WP C.S.D.L.E. “Massimo D’Antona”.IT – 322/2017
Questo saggio è la rielaborazione della Relazione da me tenuta a Napoli nell’ottobre 2015 nel Convegno Diritto del lavoro. Politiche e tecniche normative. Il testo è stato pubblicato in M.P. Iadicicco, V. Nuzzo (a cura di), Le riforme del diritto del lavoro. Politiche e tecniche normative, Quaderni della Rivista Diritti Lavori e Mercati, 2/2016, Editoriale Scientifica, Napoli.
The essay analyzes the economic dimension of the Labour contract and points out that the development of Labour law has been finalized for years to reducing this economic character of Labour relationships, enhancing the individual and collective rights of the workers. Since the eighties the situation has radically changed. As a consequence of many different factors (globalization, neoliberism, policies adopted by the European Union, the diffusion of a “single economic thought” which maintains that Labour Law is a tool of political economy and that the reduction of the worker’s rights is essential to increase the competitiveness of the economy), Labour Law has changed its DNA. From a juridical matter finalized to defending and increasing the powers and the rights of workers, it has become a technical instrument to guarantee the competitiveness of the economy and to reach some targets, like the increase in employment levels, the organizational efficiency of companies, the growth in productivity etc.
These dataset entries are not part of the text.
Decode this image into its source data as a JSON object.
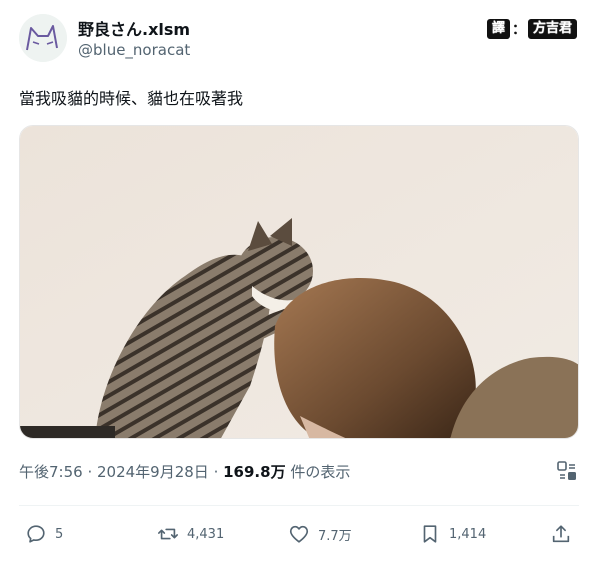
{
  "user": {
    "display_name": "野良さん.xlsm",
    "handle": "@blue_noracat"
  },
  "watermark": {
    "left": "譯",
    "sep": "：",
    "right": "方吉君"
  },
  "tweet": {
    "text": "當我吸貓的時候、貓也在吸著我"
  },
  "meta": {
    "time": "午後7:56",
    "sep1": " · ",
    "date": "2024年9月28日",
    "sep2": " · ",
    "views": "169.8万",
    "views_suffix": " 件の表示"
  },
  "actions": {
    "reply": "5",
    "retweet": "4,431",
    "like": "7.7万",
    "bookmark": "1,414"
  },
  "icons": {
    "reply": "reply-icon",
    "retweet": "retweet-icon",
    "like": "heart-icon",
    "bookmark": "bookmark-icon",
    "share": "share-icon",
    "translate": "translate-icon"
  },
  "colors": {
    "text": "#0f1419",
    "secondary": "#536471",
    "wall": "#efe7df"
  }
}
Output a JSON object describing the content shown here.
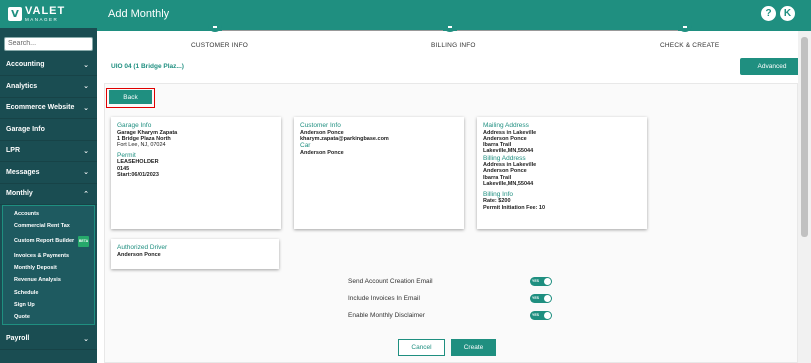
{
  "app": {
    "logo_main": "VALET",
    "logo_sub": "MANAGER",
    "logo_badge": "V"
  },
  "sidebar": {
    "search_placeholder": "Search...",
    "items_top": [
      {
        "label": "Accounting",
        "chevron": "⌄"
      },
      {
        "label": "Analytics",
        "chevron": "⌄"
      },
      {
        "label": "Ecommerce Website",
        "chevron": "⌄"
      },
      {
        "label": "Garage Info",
        "chevron": ""
      },
      {
        "label": "LPR",
        "chevron": "⌄"
      },
      {
        "label": "Messages",
        "chevron": "⌄"
      },
      {
        "label": "Monthly",
        "chevron": "⌃"
      }
    ],
    "sub_items": [
      "Accounts",
      "Commercial Rent Tax",
      "Custom Report Builder",
      "Invoices & Payments",
      "Monthly Deposit",
      "Revenue Analysis",
      "Schedule",
      "Sign Up",
      "Quote"
    ],
    "beta_badge": "BETA",
    "items_bottom": [
      {
        "label": "Payroll",
        "chevron": "⌄"
      }
    ]
  },
  "header": {
    "title": "Add Monthly",
    "help_label": "?",
    "avatar_label": "K"
  },
  "stepper": {
    "steps": [
      "CUSTOMER INFO",
      "BILLING INFO",
      "CHECK & CREATE"
    ]
  },
  "garage_selector": "UIO 04 (1 Bridge Plaz...)",
  "buttons": {
    "advanced": "Advanced",
    "back": "Back",
    "cancel": "Cancel",
    "create": "Create"
  },
  "cards": {
    "garage": {
      "title": "Garage Info",
      "name": "Garage Kharym Zapata",
      "address1": "1 Bridge Plaza North",
      "address2": "Fort Lee, NJ, 07024",
      "permit_title": "Permit",
      "permit_type": "LEASEHOLDER",
      "permit_number": "0145",
      "permit_start": "Start:06/01/2023"
    },
    "customer": {
      "title": "Customer Info",
      "name": "Anderson Ponce",
      "email": "kharym.zapata@parkingbase.com",
      "car_title": "Car",
      "car_value": "Anderson Ponce"
    },
    "mailing": {
      "title": "Mailing Address",
      "lines": [
        "Address in Lakeville",
        "Anderson Ponce",
        "Ibarra Trail",
        "Lakeville,MN,55044"
      ],
      "billing_title": "Billing Address",
      "billing_lines": [
        "Address in Lakeville",
        "Anderson Ponce",
        "Ibarra Trail",
        "Lakeville,MN,55044"
      ],
      "billing_info_title": "Billing Info",
      "rate": "Rate: $200",
      "permit_fee": "Permit Initiation Fee: 10"
    },
    "driver": {
      "title": "Authorized Driver",
      "name": "Anderson Ponce"
    }
  },
  "toggles": [
    {
      "label": "Send Account Creation Email",
      "state": "YES"
    },
    {
      "label": "Include Invoices In Email",
      "state": "YES"
    },
    {
      "label": "Enable Monthly Disclaimer",
      "state": "YES"
    }
  ],
  "colors": {
    "brand": "#1f8f80",
    "sidebar": "#1a4d52",
    "highlight": "#e00000"
  }
}
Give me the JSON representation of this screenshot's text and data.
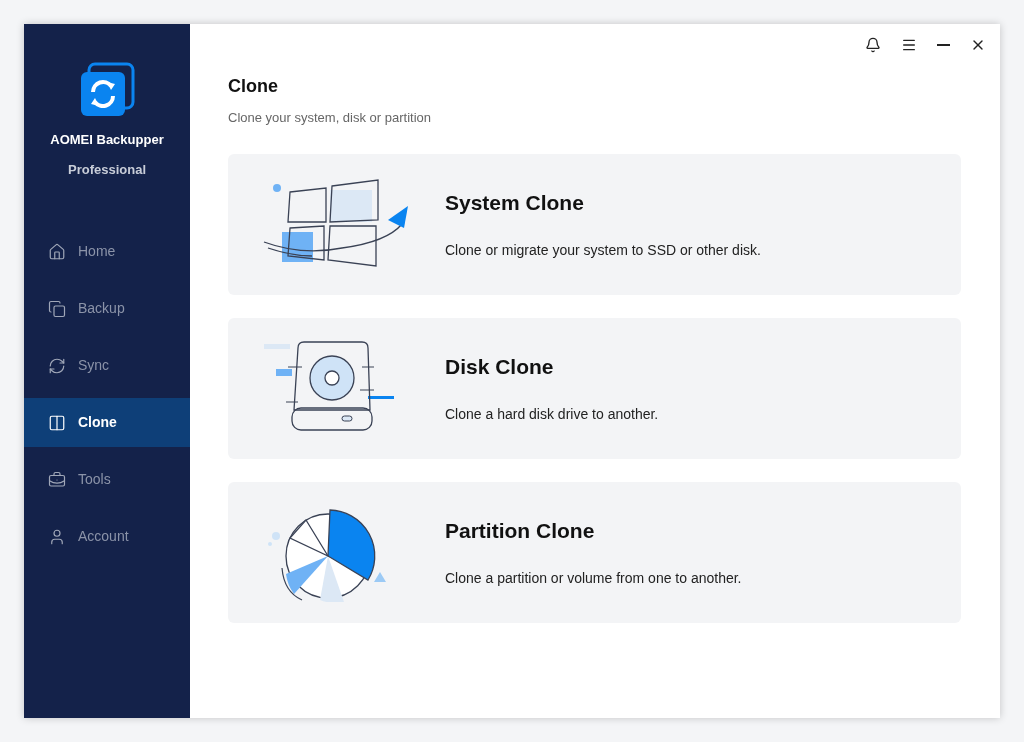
{
  "app": {
    "name": "AOMEI Backupper",
    "edition": "Professional"
  },
  "sidebar": {
    "items": [
      {
        "label": "Home",
        "selected": false
      },
      {
        "label": "Backup",
        "selected": false
      },
      {
        "label": "Sync",
        "selected": false
      },
      {
        "label": "Clone",
        "selected": true
      },
      {
        "label": "Tools",
        "selected": false
      },
      {
        "label": "Account",
        "selected": false
      }
    ]
  },
  "page": {
    "title": "Clone",
    "subtitle": "Clone your system, disk or partition"
  },
  "cards": [
    {
      "title": "System Clone",
      "description": "Clone or migrate your system to SSD or other disk."
    },
    {
      "title": "Disk Clone",
      "description": "Clone a hard disk drive to another."
    },
    {
      "title": "Partition Clone",
      "description": "Clone a partition or volume from one to another."
    }
  ]
}
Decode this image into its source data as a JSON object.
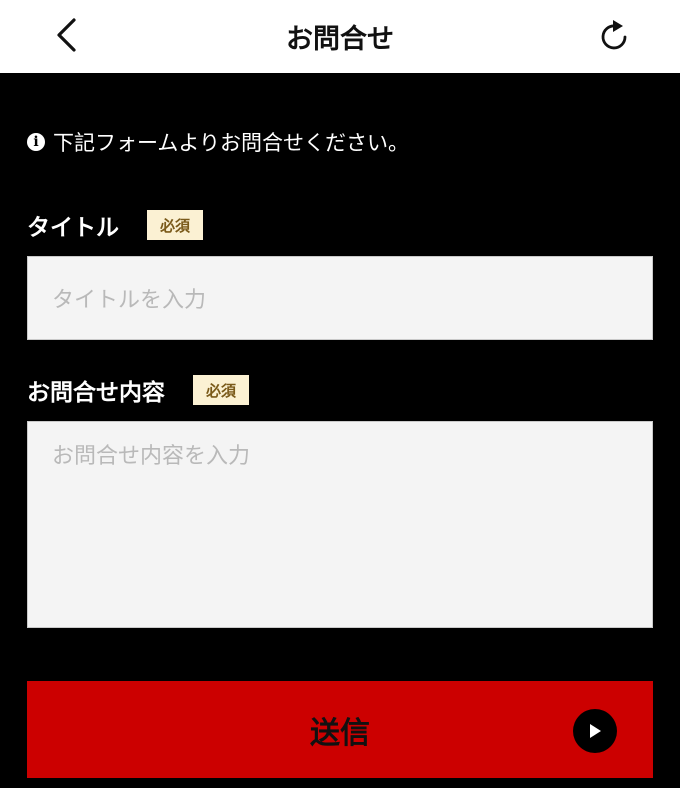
{
  "header": {
    "title": "お問合せ",
    "back_icon": "chevron-left-icon",
    "reload_icon": "reload-icon"
  },
  "notice": {
    "icon": "info-icon",
    "text": "下記フォームよりお問合せください。"
  },
  "form": {
    "title_field": {
      "label": "タイトル",
      "badge": "必須",
      "placeholder": "タイトルを入力"
    },
    "content_field": {
      "label": "お問合せ内容",
      "badge": "必須",
      "placeholder": "お問合せ内容を入力"
    }
  },
  "submit": {
    "label": "送信",
    "icon": "play-circle-icon"
  },
  "colors": {
    "background": "#000000",
    "header_bg": "#ffffff",
    "accent_red": "#cc0000",
    "badge_bg": "#fbf1d3",
    "badge_text": "#7a5a1a",
    "input_bg": "#f4f4f4"
  }
}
These radical modifications threaten the scientific status of Labour Law and determine an epistemological crisis of the matter, which has been “colonized” by the Economy in methods of analysis, targets and instruments of investigation. The essay concludes with an examination of the specific characteristics of Labour Law from an axiological point of view and maintains that the national and EU constitutional principles impede this juridical matter from “dissolving” into the targets and methodology of Economics. Labour Law scholars must defend the epistemological status of this matter, reaffirming its values and its main targets (to protect workers in Labour relationships and in the market) and avoiding that the employee could be considered a “commodity”, according to the famous Philadelphia statement (“Labour is not a commodity”).